Posts for: February, 2015
When you have your teeth bleached in a dental office, the results almost seem like magic. Let's push aside the magician's cape and see what is really happening in professionally-applied, in-office tooth whitening.
How do teeth become discolored?
A tooth's enamel covering is mostly composed of mineral crystals. At a microscopic level, you can see a framework or matrix of organic (living) matter interspersed between the crystals of enamel creating a very irregular surface capable of retaining stains. Chromagenic (color generating) organic compounds can become part of this organic matrix resulting in tooth staining. They can be bleached without affecting the mineral structure of the tooth's enamel.
As people get older and their teeth wear, the enamel loses its youthful translucency and the underlying layer, called dentin, thickens and becomes more yellow. Such changes to the actual tooth structure are called intrinsic staining. Other causes of intrinsic discoloration are exposure to high levels of fluoride or tetracycline antibiotic administration during childhood, tooth decay, or root canal problems, among others. Discoloration can also be caused by external staining from certain foods, drinks, or tobacco products. Such surface stains are called extrinsic staining.
Behind the Magic
Materials used for tooth bleaching are hydrogen peroxide and carbamide peroxide. Peroxides are commonly used as bleach, and you may have seen them used as hair bleaches, for example. Hydrogen peroxide is a strong oxidizing agent that attacks the organic molecules responsible for tooth discoloration, bleaching them until they lose their color. Carbamide peroxide also contains urea, which is a compound that permits the peroxide to remain in contact with the teeth for longer amounts of time without harming them.

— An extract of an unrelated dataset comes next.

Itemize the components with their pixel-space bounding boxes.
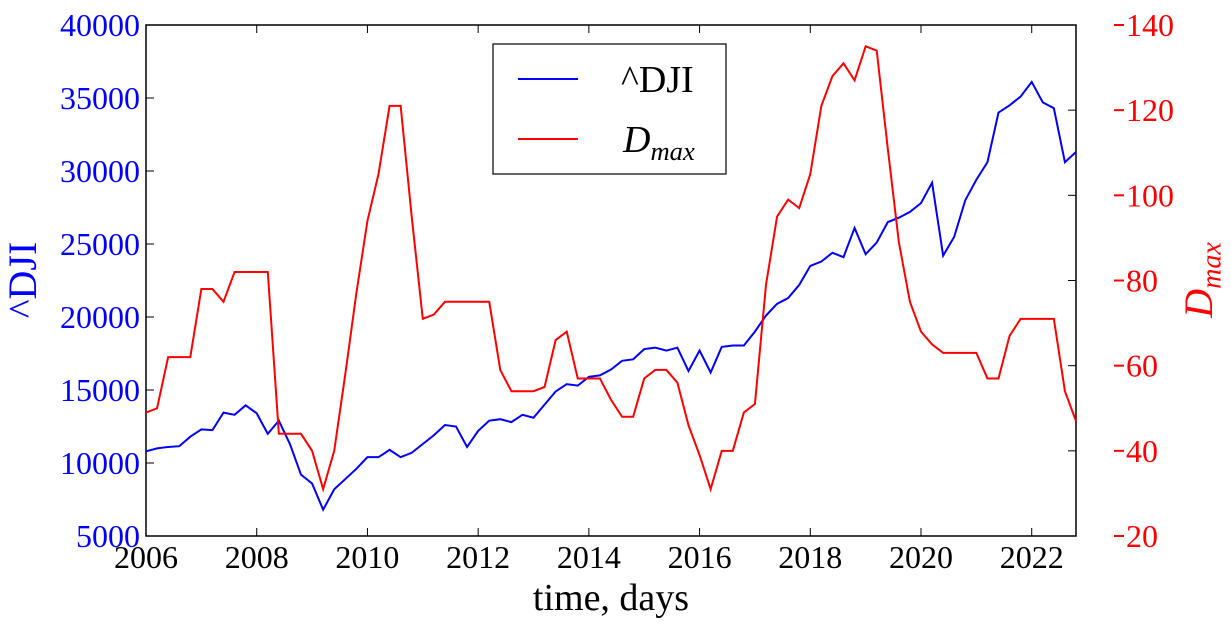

Often called power bleaching, the in-office technique uses a high concentration of peroxide solution (35-45% hydrogen peroxide), placed directly on the teeth in the form of a gel. A heat or light source may enhance the peroxide release. The gel is applied with trays custom fitted to your mouth, and specific barriers are applied to protect sensitive gum tissue from the solution. Results show teeth becoming up to ten shades lighter in about an hour.
In-office bleaching under the supervision of my staff and me is recommended if you have severely stained teeth, and particularly if you are about to have veneers or crowns made. It's a way to rediscover the pearly translucency of your youthful smile.

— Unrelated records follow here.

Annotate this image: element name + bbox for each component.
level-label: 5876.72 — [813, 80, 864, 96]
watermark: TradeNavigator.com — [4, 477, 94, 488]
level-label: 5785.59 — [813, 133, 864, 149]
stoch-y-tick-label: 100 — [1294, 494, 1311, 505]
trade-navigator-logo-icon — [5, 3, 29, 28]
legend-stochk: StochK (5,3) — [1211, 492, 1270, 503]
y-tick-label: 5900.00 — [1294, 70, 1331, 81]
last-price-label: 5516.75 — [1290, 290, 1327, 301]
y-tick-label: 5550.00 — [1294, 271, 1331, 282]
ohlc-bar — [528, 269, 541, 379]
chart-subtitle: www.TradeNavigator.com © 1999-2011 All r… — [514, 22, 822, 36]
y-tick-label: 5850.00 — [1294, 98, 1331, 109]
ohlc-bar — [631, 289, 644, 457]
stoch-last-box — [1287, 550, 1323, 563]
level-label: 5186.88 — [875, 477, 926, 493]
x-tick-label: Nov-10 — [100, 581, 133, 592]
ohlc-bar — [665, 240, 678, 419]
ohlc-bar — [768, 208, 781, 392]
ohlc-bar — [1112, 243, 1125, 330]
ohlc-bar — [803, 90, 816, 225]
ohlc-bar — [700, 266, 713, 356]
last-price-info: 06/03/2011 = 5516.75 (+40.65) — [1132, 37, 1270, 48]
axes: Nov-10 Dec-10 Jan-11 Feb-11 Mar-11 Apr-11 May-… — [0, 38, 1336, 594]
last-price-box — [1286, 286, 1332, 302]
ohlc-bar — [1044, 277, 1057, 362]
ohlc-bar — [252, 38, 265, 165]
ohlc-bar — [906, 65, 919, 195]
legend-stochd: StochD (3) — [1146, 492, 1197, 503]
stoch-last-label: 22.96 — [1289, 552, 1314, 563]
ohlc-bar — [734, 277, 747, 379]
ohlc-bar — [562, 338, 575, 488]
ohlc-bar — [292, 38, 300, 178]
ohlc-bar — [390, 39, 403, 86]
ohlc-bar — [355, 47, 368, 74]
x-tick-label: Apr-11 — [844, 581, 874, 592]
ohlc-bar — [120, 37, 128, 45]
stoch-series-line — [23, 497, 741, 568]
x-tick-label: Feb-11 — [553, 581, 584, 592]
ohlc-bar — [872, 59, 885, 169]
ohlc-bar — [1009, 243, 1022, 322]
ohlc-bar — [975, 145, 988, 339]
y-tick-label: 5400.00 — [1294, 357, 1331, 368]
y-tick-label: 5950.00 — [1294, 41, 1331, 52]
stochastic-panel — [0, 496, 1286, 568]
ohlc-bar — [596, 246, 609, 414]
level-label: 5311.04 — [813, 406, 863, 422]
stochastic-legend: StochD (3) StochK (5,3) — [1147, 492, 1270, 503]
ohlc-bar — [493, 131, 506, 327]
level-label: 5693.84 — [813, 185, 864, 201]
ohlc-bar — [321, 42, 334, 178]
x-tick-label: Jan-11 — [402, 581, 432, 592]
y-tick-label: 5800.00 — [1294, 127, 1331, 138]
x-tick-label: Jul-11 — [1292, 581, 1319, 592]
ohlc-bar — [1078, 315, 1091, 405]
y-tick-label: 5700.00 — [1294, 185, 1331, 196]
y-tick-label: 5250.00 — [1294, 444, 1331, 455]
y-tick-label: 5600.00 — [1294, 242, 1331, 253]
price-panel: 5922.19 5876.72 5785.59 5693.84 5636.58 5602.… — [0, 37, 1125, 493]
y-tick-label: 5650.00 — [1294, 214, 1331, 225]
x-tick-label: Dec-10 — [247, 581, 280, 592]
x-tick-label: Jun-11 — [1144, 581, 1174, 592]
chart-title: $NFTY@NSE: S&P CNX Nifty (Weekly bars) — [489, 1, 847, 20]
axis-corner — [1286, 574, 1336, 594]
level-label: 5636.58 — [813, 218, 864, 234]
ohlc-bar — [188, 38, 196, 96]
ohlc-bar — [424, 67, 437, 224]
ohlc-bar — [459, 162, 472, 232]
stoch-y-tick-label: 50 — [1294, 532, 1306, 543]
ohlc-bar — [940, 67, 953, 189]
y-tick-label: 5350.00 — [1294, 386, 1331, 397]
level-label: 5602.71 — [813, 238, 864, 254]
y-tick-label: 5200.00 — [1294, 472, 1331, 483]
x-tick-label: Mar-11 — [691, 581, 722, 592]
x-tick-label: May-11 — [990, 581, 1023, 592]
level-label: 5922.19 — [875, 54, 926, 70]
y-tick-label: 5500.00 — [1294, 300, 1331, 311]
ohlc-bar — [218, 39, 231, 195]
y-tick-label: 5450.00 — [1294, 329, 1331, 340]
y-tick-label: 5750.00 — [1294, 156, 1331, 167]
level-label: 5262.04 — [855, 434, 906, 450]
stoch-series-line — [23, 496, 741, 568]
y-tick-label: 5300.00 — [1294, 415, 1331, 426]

Not long ago, Glee star Lea Michele had all of her wisdom teeth removed. This is a very common procedure that people in their twenties, like Michele, often undergo to prevent serious dental problems down the road. The actress found that the procedure really was actually not very difficult to tolerate.

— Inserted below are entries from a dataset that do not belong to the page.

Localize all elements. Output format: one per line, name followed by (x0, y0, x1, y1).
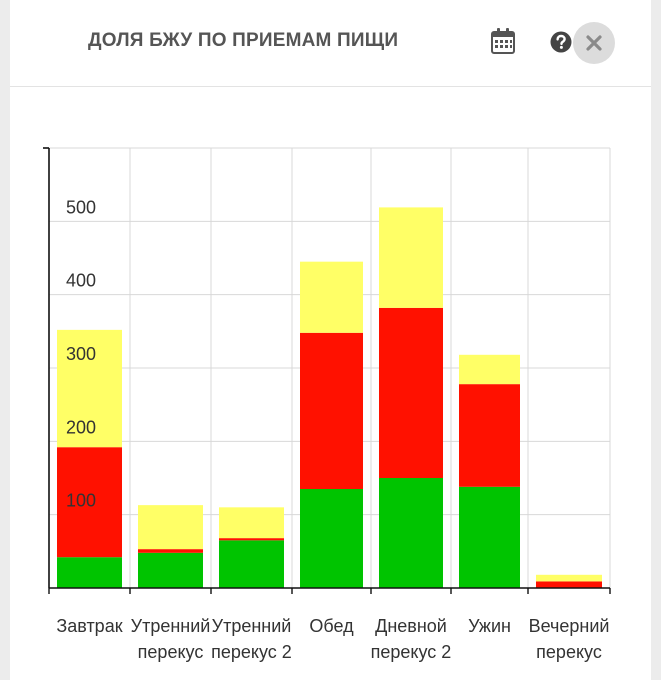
category-label: Вечерний (529, 616, 610, 636)
category-label: перекус (536, 642, 602, 662)
bar-segment (536, 574, 602, 582)
stacked-bar-chart: 100 200 300 400 500 Завтрак Утренний перекус Утр… (43, 147, 611, 662)
bar-segment (379, 478, 443, 588)
category-label: Ужин (468, 616, 511, 636)
bar-segment (536, 581, 602, 588)
close-button[interactable] (573, 22, 615, 64)
bar-segment (138, 552, 203, 588)
help-icon[interactable] (550, 31, 572, 53)
bar-segment (300, 489, 363, 588)
bar-segment (57, 447, 122, 558)
chart-card: ДОЛЯ БЖУ ПО ПРИЕМАМ ПИЩИ (10, 0, 651, 680)
bar-segment (138, 505, 203, 550)
bar-segment (219, 538, 284, 541)
category-label: перекус 2 (211, 642, 292, 662)
card-title: ДОЛЯ БЖУ ПО ПРИЕМАМ ПИЩИ (88, 30, 399, 51)
card-header: ДОЛЯ БЖУ ПО ПРИЕМАМ ПИЩИ (10, 0, 651, 87)
bar-segment (459, 354, 520, 385)
y-tick-label: 200 (66, 417, 96, 437)
category-label: Дневной (375, 616, 447, 636)
bar-segment (459, 486, 520, 588)
bar-segment (57, 329, 122, 448)
y-tick-label: 300 (66, 344, 96, 364)
category-label: Утренний (212, 616, 292, 636)
y-tick-label: 500 (66, 197, 96, 217)
calendar-icon[interactable] (490, 27, 516, 55)
bar-segment (300, 332, 363, 489)
category-label: перекус (138, 642, 204, 662)
close-icon (586, 35, 602, 51)
bar-segment (379, 307, 443, 478)
category-label: перекус 2 (371, 642, 452, 662)
bar-segment (300, 261, 363, 333)
bar-segment (219, 540, 284, 588)
bar-segment (459, 384, 520, 487)
y-tick-label: 100 (66, 491, 96, 511)
bar-segment (138, 549, 203, 553)
category-label: Завтрак (56, 616, 122, 636)
bar-segment (379, 207, 443, 308)
bar-segment (57, 557, 122, 588)
category-label: Утренний (131, 616, 211, 636)
category-label: Обед (309, 616, 354, 636)
bar-segment (219, 507, 284, 539)
y-tick-label: 400 (66, 271, 96, 291)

“Feeling all better from my surgery!” she tweeted to fans a few days later. “Back to work tomorrow.”
Why do wisdom teeth so often cause problems? For one thing, they come in years later than the other 28 permanent teeth — usually between the ages of 17 and 25. By that time, there is often no room in the jaw to accommodate them. As man has evolved, the jaws have actually become smaller in size — often creating a lack of space for the wisdom teeth to erupt into proper position. If wisdom teeth become blocked (impacted) by other molars that are already there, infection and damage to neighboring teeth may result.
Sometimes the wisdom teeth themselves cause the problem by growing in at an odd angle. They push against other teeth, often compromising the adjacent tooth's supporting bone. While you would think pain would occur if any of these problems were present, that does not always alert us to a wisdom-tooth problem. It's usually diagnosed with the help of x-rays.
Wisdom tooth extraction is often performed in the dental office using a local anesthetic (numbing shot) to keep you from experiencing any pain, along with conscious sedation to help you relax. The type of anesthesia that's best for you will be determined before the procedure.
After we gently remove the tooth or teeth, you may need to have the site sutured (stitched) to promote healing. You will rest for a short time before going home, and may need to have someone drive you, depending on what type of anesthesia you were given.
Once you get home, you should apply an ice pack on the outside of your cheek for about five minutes on, five minutes off for as many hours as possible to help reduce any postoperative swelling on the first day. Starting on the second day, the warm moist heat of a washcloth placed on the cheek and hot salt water rinses will make you more comfortable. You may want to eat soft foods and brush your teeth very carefully during the recovery period, which lasts only a few days as Lea Michele discovered. Before you know it, you'll be “feeling all better!”